Bu ifade, Bahçelievler’in ilk zamanlardaki yalnızlığını, boşluğunu ve kurucu kuşağın zihnindeki soru işaretlerini çok açık ortaya koyuyor.

YERLEŞİM BİR BOŞLUKTA BAŞLIYOR

Yer seçiminin yapıldığı alan, bugünkü Tandoğan Meydanı'nın ötesindeydi. Dönemin planlamacısı Hermann Jansen, bu bölgeye bir havaalanı planlıyordu. Yani Bahçelievler, fiilen şehir dışına inşa edilen ve bir havaalanının gerisine yerleştirilen ilk büyük yerleşim örneğiydi.
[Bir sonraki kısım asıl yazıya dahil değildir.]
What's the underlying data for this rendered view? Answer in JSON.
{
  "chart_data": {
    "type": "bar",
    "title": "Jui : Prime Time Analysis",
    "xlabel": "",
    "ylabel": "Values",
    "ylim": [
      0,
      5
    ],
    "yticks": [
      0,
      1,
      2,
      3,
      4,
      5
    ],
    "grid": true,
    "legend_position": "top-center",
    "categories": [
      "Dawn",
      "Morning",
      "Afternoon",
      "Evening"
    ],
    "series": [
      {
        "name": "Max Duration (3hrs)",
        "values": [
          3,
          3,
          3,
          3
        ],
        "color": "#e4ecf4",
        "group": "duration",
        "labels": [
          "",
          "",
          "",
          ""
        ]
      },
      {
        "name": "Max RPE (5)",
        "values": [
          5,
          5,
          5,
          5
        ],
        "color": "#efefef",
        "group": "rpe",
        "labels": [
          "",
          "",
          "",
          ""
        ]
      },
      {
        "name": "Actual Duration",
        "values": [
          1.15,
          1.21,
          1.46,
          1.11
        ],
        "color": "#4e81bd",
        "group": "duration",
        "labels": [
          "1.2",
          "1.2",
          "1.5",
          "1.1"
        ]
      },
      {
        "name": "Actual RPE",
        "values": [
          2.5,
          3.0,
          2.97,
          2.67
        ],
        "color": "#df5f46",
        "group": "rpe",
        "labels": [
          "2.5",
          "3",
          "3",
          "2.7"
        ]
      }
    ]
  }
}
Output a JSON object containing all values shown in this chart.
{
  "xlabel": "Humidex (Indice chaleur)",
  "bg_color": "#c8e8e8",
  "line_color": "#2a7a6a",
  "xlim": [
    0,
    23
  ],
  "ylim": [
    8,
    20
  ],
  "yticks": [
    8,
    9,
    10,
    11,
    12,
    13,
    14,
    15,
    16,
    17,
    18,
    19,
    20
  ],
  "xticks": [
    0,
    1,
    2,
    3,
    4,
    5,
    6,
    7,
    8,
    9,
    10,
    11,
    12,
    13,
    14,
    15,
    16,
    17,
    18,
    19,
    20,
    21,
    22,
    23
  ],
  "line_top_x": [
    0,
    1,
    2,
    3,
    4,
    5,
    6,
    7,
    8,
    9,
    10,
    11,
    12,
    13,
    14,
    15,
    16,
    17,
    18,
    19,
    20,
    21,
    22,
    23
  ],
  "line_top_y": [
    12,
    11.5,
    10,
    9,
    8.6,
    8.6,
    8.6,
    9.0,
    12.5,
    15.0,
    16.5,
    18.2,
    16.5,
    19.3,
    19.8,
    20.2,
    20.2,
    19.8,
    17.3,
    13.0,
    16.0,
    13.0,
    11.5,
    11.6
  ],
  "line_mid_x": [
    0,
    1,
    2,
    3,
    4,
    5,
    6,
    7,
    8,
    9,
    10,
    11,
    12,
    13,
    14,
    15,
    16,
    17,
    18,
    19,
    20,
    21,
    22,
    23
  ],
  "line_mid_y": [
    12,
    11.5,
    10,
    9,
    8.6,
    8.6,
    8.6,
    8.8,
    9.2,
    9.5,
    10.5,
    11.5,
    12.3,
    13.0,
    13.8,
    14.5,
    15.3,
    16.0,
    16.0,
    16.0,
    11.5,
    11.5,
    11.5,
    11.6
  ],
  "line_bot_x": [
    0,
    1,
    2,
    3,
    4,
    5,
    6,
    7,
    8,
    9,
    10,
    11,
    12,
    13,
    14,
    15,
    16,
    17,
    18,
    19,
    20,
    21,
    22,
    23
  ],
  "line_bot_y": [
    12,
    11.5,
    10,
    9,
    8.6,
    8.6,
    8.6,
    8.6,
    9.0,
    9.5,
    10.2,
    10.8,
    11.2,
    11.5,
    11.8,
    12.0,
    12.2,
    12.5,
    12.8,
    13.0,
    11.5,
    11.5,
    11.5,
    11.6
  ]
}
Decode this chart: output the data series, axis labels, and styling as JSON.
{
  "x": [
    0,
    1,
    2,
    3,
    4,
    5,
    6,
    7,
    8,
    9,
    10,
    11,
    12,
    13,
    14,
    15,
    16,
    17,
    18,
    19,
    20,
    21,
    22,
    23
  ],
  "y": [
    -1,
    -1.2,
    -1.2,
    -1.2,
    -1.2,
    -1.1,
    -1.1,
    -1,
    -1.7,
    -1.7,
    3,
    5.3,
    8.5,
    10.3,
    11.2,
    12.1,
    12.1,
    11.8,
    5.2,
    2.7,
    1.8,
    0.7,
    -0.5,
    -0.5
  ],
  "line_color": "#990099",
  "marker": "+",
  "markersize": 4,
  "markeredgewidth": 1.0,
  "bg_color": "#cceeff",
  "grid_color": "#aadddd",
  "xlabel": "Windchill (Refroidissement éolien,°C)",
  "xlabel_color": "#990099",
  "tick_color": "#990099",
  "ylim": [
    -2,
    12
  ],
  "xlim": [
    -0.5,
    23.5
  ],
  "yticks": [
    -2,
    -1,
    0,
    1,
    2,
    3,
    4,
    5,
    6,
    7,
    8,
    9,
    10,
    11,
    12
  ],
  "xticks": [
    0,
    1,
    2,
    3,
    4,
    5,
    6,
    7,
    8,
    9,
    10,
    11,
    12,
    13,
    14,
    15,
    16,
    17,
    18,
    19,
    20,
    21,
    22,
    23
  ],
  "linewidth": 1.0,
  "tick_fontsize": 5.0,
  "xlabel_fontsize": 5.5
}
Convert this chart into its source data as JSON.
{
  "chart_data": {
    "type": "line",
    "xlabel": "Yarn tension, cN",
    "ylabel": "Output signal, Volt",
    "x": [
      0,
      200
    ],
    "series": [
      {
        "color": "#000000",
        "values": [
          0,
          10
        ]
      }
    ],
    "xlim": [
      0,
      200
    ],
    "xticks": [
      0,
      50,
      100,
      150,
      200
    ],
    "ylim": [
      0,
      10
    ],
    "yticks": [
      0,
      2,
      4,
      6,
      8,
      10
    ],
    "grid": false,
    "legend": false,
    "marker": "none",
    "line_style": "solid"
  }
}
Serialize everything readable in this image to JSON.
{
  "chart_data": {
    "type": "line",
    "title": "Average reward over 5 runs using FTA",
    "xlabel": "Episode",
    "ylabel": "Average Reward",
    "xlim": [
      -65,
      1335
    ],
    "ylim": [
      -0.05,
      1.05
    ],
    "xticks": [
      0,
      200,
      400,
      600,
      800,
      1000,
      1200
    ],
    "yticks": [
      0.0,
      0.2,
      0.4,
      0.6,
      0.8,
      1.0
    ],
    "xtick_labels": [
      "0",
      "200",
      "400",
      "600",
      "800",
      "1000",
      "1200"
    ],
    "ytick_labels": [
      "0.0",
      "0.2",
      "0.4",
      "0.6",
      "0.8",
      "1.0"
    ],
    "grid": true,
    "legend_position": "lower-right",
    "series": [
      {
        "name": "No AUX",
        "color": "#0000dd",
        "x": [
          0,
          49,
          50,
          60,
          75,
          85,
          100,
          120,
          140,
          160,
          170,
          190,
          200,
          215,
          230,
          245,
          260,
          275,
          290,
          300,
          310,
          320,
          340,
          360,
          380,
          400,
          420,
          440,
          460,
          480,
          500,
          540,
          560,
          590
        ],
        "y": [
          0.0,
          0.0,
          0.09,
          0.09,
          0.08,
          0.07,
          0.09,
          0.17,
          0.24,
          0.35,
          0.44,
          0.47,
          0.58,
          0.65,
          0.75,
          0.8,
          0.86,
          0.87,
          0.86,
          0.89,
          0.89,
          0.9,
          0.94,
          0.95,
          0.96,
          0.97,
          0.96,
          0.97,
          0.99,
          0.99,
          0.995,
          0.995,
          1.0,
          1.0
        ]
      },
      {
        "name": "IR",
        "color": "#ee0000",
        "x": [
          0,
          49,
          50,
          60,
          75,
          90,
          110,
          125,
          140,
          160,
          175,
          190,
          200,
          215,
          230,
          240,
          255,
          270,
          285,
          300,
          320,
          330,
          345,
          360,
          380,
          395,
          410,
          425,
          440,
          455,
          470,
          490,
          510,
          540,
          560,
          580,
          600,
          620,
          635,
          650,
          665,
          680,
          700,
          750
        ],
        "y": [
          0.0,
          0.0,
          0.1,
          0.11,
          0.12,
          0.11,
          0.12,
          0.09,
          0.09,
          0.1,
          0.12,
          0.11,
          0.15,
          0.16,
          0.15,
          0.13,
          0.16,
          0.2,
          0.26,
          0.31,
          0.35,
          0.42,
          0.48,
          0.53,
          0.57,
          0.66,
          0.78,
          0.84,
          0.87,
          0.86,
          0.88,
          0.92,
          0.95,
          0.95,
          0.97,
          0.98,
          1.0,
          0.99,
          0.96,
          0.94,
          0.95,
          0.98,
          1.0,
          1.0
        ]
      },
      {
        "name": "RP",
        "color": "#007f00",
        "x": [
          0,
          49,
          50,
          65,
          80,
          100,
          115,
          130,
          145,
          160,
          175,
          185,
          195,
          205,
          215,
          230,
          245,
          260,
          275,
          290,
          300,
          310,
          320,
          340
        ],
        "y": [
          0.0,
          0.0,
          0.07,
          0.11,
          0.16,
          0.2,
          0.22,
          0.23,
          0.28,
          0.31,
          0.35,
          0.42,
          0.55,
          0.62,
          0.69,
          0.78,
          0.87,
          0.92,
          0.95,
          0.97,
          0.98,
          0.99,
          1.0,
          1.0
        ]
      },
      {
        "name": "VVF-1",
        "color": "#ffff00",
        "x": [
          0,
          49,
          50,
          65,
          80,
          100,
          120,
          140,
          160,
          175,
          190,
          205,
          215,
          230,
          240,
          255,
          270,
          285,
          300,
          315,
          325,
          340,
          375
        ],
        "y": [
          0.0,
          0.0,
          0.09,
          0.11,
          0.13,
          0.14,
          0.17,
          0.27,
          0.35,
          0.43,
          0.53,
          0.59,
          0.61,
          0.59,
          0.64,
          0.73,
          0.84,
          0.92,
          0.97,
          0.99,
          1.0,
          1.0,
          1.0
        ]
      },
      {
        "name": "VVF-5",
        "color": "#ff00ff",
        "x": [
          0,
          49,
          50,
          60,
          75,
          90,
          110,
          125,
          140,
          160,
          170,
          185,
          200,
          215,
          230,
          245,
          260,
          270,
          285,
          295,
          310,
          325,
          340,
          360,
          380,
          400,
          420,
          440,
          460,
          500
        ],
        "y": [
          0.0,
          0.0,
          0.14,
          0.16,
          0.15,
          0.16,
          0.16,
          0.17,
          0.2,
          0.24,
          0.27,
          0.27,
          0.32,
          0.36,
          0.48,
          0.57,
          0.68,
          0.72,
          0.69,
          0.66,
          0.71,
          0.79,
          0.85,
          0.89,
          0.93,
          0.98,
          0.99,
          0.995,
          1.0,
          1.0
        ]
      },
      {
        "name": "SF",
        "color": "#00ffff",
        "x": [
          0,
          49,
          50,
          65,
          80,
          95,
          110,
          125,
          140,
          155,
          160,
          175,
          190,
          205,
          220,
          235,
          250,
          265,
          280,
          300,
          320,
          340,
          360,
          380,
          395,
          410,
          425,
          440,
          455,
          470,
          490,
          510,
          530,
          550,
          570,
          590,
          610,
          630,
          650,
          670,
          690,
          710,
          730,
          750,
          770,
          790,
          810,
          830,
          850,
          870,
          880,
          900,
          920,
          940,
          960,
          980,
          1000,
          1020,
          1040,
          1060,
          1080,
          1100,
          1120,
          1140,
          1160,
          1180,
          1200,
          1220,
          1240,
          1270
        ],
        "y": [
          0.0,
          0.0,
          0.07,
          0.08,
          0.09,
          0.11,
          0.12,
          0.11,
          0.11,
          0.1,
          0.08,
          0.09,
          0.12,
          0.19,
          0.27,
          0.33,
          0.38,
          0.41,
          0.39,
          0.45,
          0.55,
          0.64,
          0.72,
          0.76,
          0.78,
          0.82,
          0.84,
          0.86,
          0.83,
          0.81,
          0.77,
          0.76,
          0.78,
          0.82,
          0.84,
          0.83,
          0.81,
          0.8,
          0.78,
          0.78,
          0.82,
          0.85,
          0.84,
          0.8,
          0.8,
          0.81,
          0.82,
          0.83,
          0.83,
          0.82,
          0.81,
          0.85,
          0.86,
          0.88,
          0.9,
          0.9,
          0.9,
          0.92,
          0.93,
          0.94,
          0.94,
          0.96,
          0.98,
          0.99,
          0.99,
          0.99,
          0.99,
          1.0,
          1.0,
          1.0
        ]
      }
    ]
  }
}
Uzgören, bu durumu şöyle anımsatıyor:

"Bugünkü Tandoğan Meydanı'nın hemen üst taraflarında, Jansen’in havaalanı düşündüğü bir plan vardı. Biz, o planda havaalanından sonra gelen ilk yerleşim bölgesini seçmiş olduk. Bu, başlangıçta tuhaf görünüyordu. Havaalanının arkasında oturulmaz deniyordu. Ama biz o 'arka' dedikleri yeri, kentin merkezi haline getirdik."

Bu sözler, yalnızca fiziksel bir coğrafyanın değil, ideolojik bir merkez oluşturmanın da ifadesidir. Kurucu kadro, bozkırda boşluğa ev kurarken aslında Cumhuriyet’in geleceğine merkez inşa ediyordu.

“BU SADECE EV DEĞİLDİ, BİR YERLEŞME CESARETİYDİ”

Bahçelievler’in ilk evleri dikildiğinde etrafta ne bir bakkal vardı ne de düzgün bir yol. Toplu taşımadan söz edilemezdi. Ama kurucular, Uzgören’in deyimiyle “yerleşim cesareti” göstermişlerdi:

"Geceleri karanlıktı. Bozkır sessizdi. Ama gündüz olduğunda eller kürek tutuyordu, çocuklar toprakla oynuyordu. Bahçelievler, aslında bir inşaat değil, bir göç hikâyesidir. Kendi şehrimize göç ettik biz."